Boyle’s Hill was one of my first favorite painting spots in Jackson Hole. Just far enough out of town, narrow dirt roads laced around the green ponds, and wise outstretched cottonwoods offered respite from the summer sun. Every vantage held artistic merit. This was an idyllic local secret – all-American really – a place for family picnics, the Mountain Man Rendezvous, and kids to hang out the way kids do. Some nights, yeah, there were parties. Some days were sweetly quiet, the breeze rustling through the trees, dragonflies buzzing above the water, and just me painting.

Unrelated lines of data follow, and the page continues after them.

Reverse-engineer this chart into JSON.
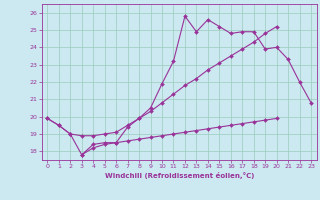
{
  "xlabel": "Windchill (Refroidissement éolien,°C)",
  "xlim": [
    -0.5,
    23.5
  ],
  "ylim": [
    17.5,
    26.5
  ],
  "xticks": [
    0,
    1,
    2,
    3,
    4,
    5,
    6,
    7,
    8,
    9,
    10,
    11,
    12,
    13,
    14,
    15,
    16,
    17,
    18,
    19,
    20,
    21,
    22,
    23
  ],
  "yticks": [
    18,
    19,
    20,
    21,
    22,
    23,
    24,
    25,
    26
  ],
  "bg_color": "#cce8f0",
  "grid_color": "#99ccbb",
  "line_color": "#993399",
  "line1_x": [
    0,
    1,
    2,
    3,
    4,
    5,
    6,
    7,
    8,
    9,
    10,
    11,
    12,
    13,
    14,
    15,
    16,
    17,
    18,
    19,
    20,
    21,
    22,
    23
  ],
  "line1_y": [
    19.9,
    19.5,
    19.0,
    17.8,
    18.4,
    18.5,
    18.5,
    19.4,
    19.9,
    20.5,
    21.9,
    23.2,
    25.8,
    24.9,
    25.6,
    25.2,
    24.8,
    24.9,
    24.9,
    23.9,
    24.0,
    23.3,
    22.0,
    20.8
  ],
  "line2_x": [
    0,
    1,
    2,
    3,
    4,
    5,
    6,
    7,
    8,
    9,
    10,
    11,
    12,
    13,
    14,
    15,
    16,
    17,
    18,
    19,
    20
  ],
  "line2_y": [
    19.9,
    19.5,
    19.0,
    18.9,
    18.9,
    19.0,
    19.1,
    19.5,
    19.9,
    20.3,
    20.8,
    21.3,
    21.8,
    22.2,
    22.7,
    23.1,
    23.5,
    23.9,
    24.3,
    24.8,
    25.2
  ],
  "line3_x": [
    3,
    4,
    5,
    6,
    7,
    8,
    9,
    10,
    11,
    12,
    13,
    14,
    15,
    16,
    17,
    18,
    19,
    20
  ],
  "line3_y": [
    17.8,
    18.2,
    18.4,
    18.5,
    18.6,
    18.7,
    18.8,
    18.9,
    19.0,
    19.1,
    19.2,
    19.3,
    19.4,
    19.5,
    19.6,
    19.7,
    19.8,
    19.9
  ]
}
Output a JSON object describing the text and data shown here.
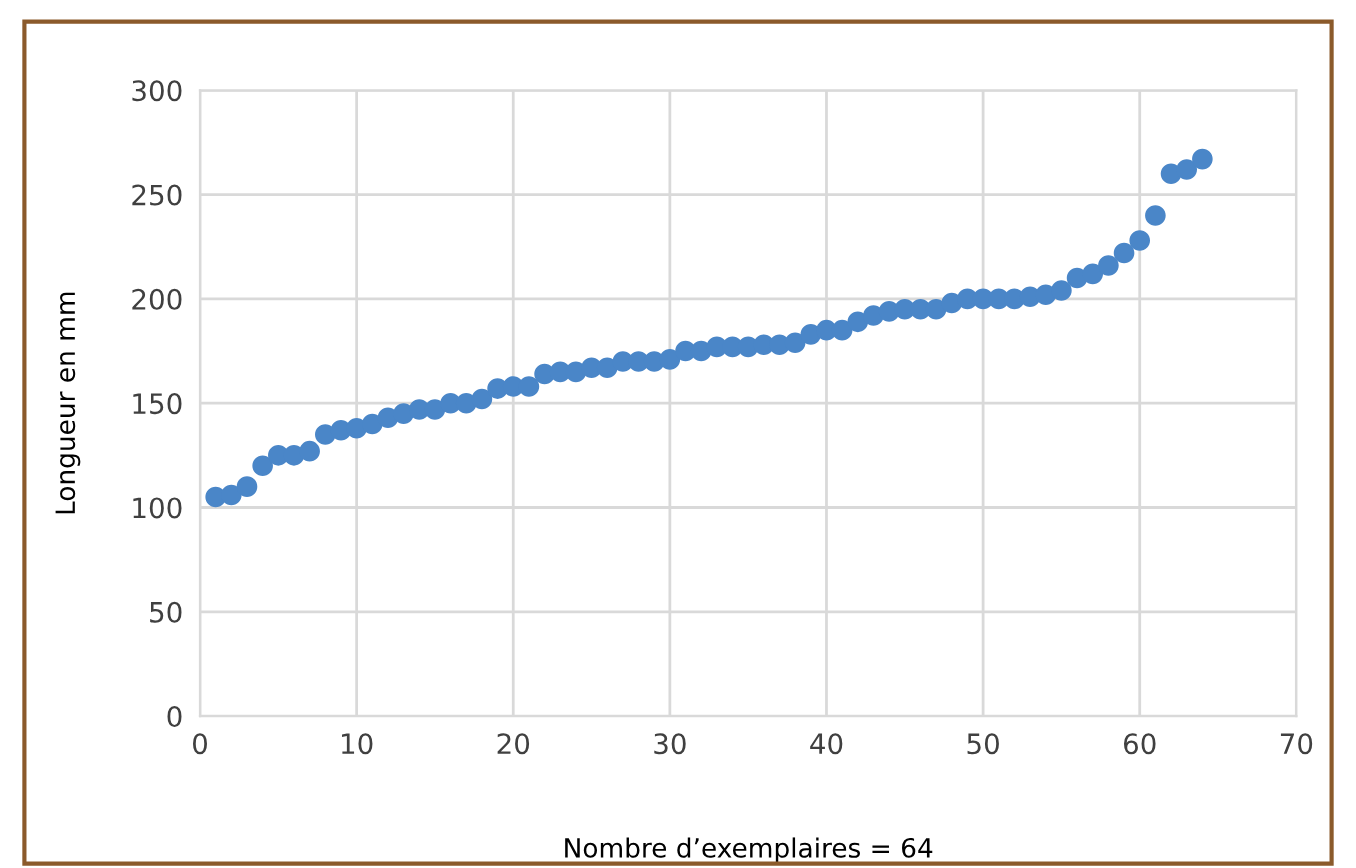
{
  "chart_data": {
    "type": "scatter",
    "xlabel": "Nombre d’exemplaires = 64",
    "ylabel": "Longueur en mm",
    "x": [
      1,
      2,
      3,
      4,
      5,
      6,
      7,
      8,
      9,
      10,
      11,
      12,
      13,
      14,
      15,
      16,
      17,
      18,
      19,
      20,
      21,
      22,
      23,
      24,
      25,
      26,
      27,
      28,
      29,
      30,
      31,
      32,
      33,
      34,
      35,
      36,
      37,
      38,
      39,
      40,
      41,
      42,
      43,
      44,
      45,
      46,
      47,
      48,
      49,
      50,
      51,
      52,
      53,
      54,
      55,
      56,
      57,
      58,
      59,
      60,
      61,
      62,
      63,
      64
    ],
    "values": [
      105,
      106,
      110,
      120,
      125,
      125,
      127,
      135,
      137,
      138,
      140,
      143,
      145,
      147,
      147,
      150,
      150,
      152,
      157,
      158,
      158,
      164,
      165,
      165,
      167,
      167,
      170,
      170,
      170,
      171,
      175,
      175,
      177,
      177,
      177,
      178,
      178,
      179,
      183,
      185,
      185,
      189,
      192,
      194,
      195,
      195,
      195,
      198,
      200,
      200,
      200,
      200,
      201,
      202,
      204,
      210,
      212,
      216,
      222,
      228,
      240,
      260,
      262,
      267
    ],
    "color": "#4a86c8",
    "marker": "circle",
    "xlim": [
      0,
      70
    ],
    "ylim": [
      0,
      300
    ],
    "xticks": [
      0,
      10,
      20,
      30,
      40,
      50,
      60,
      70
    ],
    "yticks": [
      0,
      50,
      100,
      150,
      200,
      250,
      300
    ],
    "grid": true
  }
}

Trumpeter swans were one of my first favorite birds. In the 1966 edition of ‘Birds Of North America, A Guide To Field Identification’ (the very book I used as a child and still treasure today), it said this: “This largest swan, recently close to extinction, is now increasing in Yellowstone Park, Wyoming… Very rare outside it’s breeding range.” My father, who knew of such things, said that fewer than 100 remained in the wild here. I worried terribly about the extinction of swans.
A few years back, my father and I stopped at Boyle’s Hill. There are only two small parking areas now, the ponds fenced off, the inner dirt roads grown over, all traces of its previous use gone. Trumpeter swans crowd the banks, loud and raucous in their success. They glide across the green water in a riotous cacophony of gleaming white. Dad was thrilled, taking photos, and I was thinking about the next time I’d come out to paint. Neither of us mentioned how easily this might not have happened.
This idyllic spot is still something of a local secret, and that’s okay. When preservation fails, conservation can make the difference. The Jackson Hole Land Trust has, in no small way, assured vital habitat for wildlife. One acre, and one crucial pond at a time.